Cheminformatic analysis has been an active field for almost half a century, with considerable innovation accelerating drug discovery. However, the requirement for programming expertise prevents its popular use, often necessitating collaboration between multiple disciplines to integrate cheminformatics tasks into drug discovery pipelines. Various efforts have been made to mitigate this issue at the cost of cross-platform compatibility and preservation of data privacy. We introduce a static web application, QSAR, Quantitative Structure-Activity Relationship In The Browser (QITB), that performs various cheminformatic analyses on the user's device, with no external server required.

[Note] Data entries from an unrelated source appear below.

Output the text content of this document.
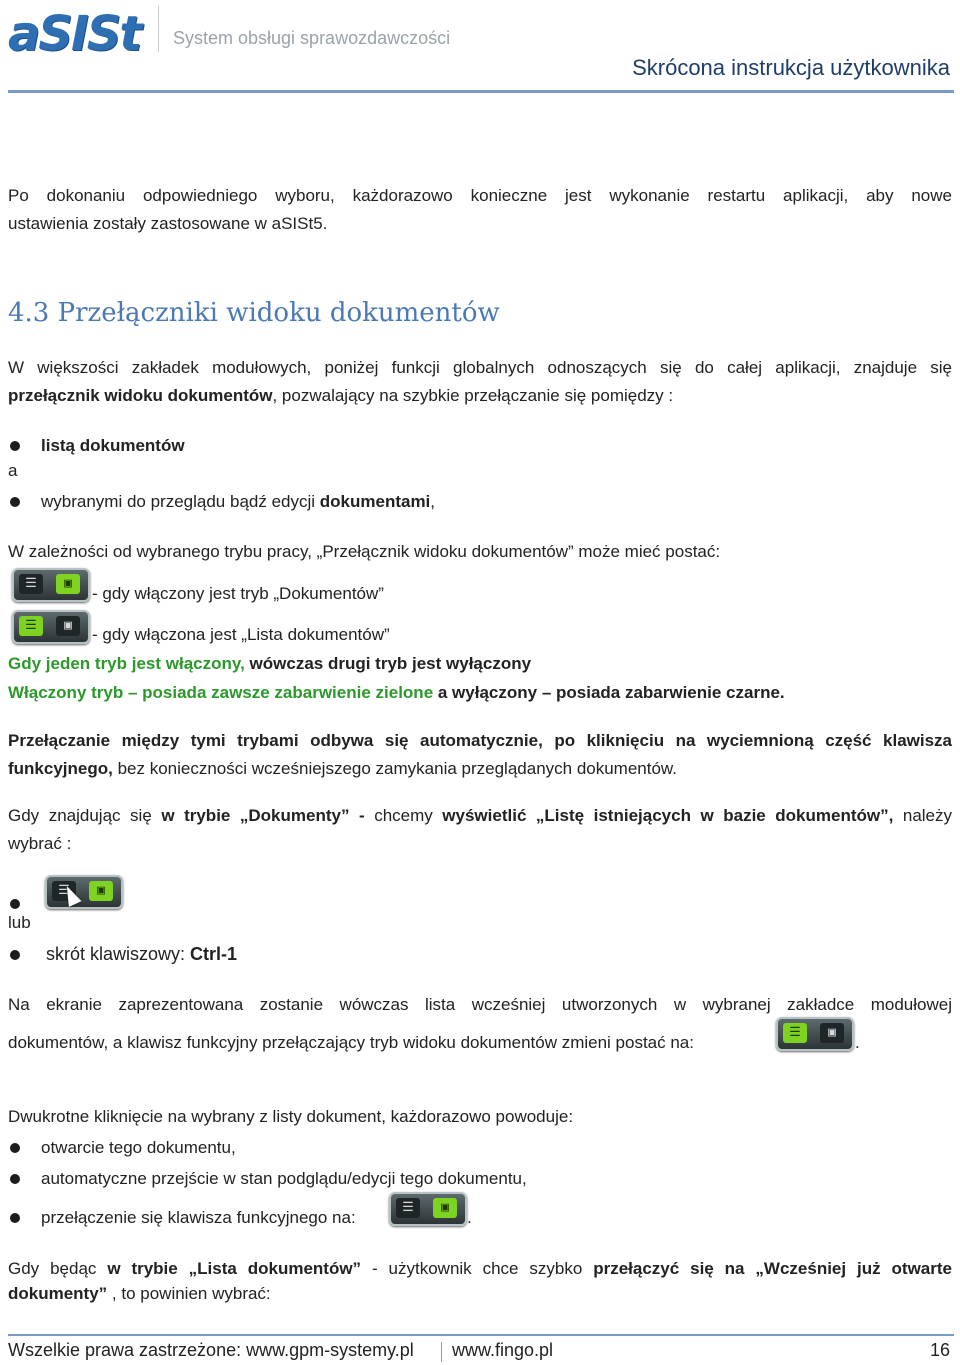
aSISt System obsługi sprawozdawczości
Skrócona instrukcja użytkownika

Po dokonaniu odpowiedniego wyboru, każdorazowo konieczne jest wykonanie restartu aplikacji, aby nowe

ustawienia zostały zastosowane w aSISt5.

4.3 Przełączniki widoku dokumentów

W większości zakładek modułowych, poniżej funkcji globalnych odnoszących się do całej aplikacji, znajduje się

przełącznik widoku dokumentów, pozwalający na szybkie przełączanie się pomiędzy :

listą dokumentów

a

wybranymi do przeglądu bądź edycji dokumentami,

W zależności od wybranego trybu pracy, „Przełącznik widoku dokumentów” może mieć postać:

☰	▣

- gdy włączony jest tryb „Dokumentów”

☰	▣	- gdy włączona jest „Lista dokumentów”

Gdy jeden tryb jest włączony, wówczas drugi tryb jest wyłączony

Włączony tryb – posiada zawsze zabarwienie zielone a wyłączony – posiada zabarwienie czarne.

Przełączanie między tymi trybami odbywa się automatycznie, po kliknięciu na wyciemnioną część klawisza

funkcyjnego, bez konieczności wcześniejszego zamykania przeglądanych dokumentów.

Gdy znajdując się w trybie „Dokumenty” - chcemy wyświetlić „Listę istniejących w bazie dokumentów”, należy

wybrać :

☰	▣

lub

skrót klawiszowy: Ctrl-1

Na ekranie zaprezentowana zostanie wówczas lista wcześniej utworzonych w wybranej zakładce modułowej

dokumentów, a klawisz funkcyjny przełączający tryb widoku dokumentów zmieni postać na:

☰	▣

.

Dwukrotne kliknięcie na wybrany z listy dokument, każdorazowo powoduje:

otwarcie tego dokumentu,

automatyczne przejście w stan podglądu/edycji tego dokumentu,

przełączenie się klawisza funkcyjnego na:

☰	▣

.

Gdy będąc w trybie „Lista dokumentów” - użytkownik chce szybko przełączyć się na „Wcześniej już otwarte

dokumenty” , to powinien wybrać:

Wszelkie prawa zastrzeżone: www.gpm-systemy.pl www.fingo.pl	16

It includes tools to access the publicly available ChEMBL database and tools for users to upload their own data. It automatically processes data, offers a range of interactive tools for data visualization and analysis, and supports the training and evaluation of lightweight machine-learning models. By being hosted on GitHub Pages, the QITB web app is broadly accessible and enables the use of cheminformatics by experts and nonexperts alike.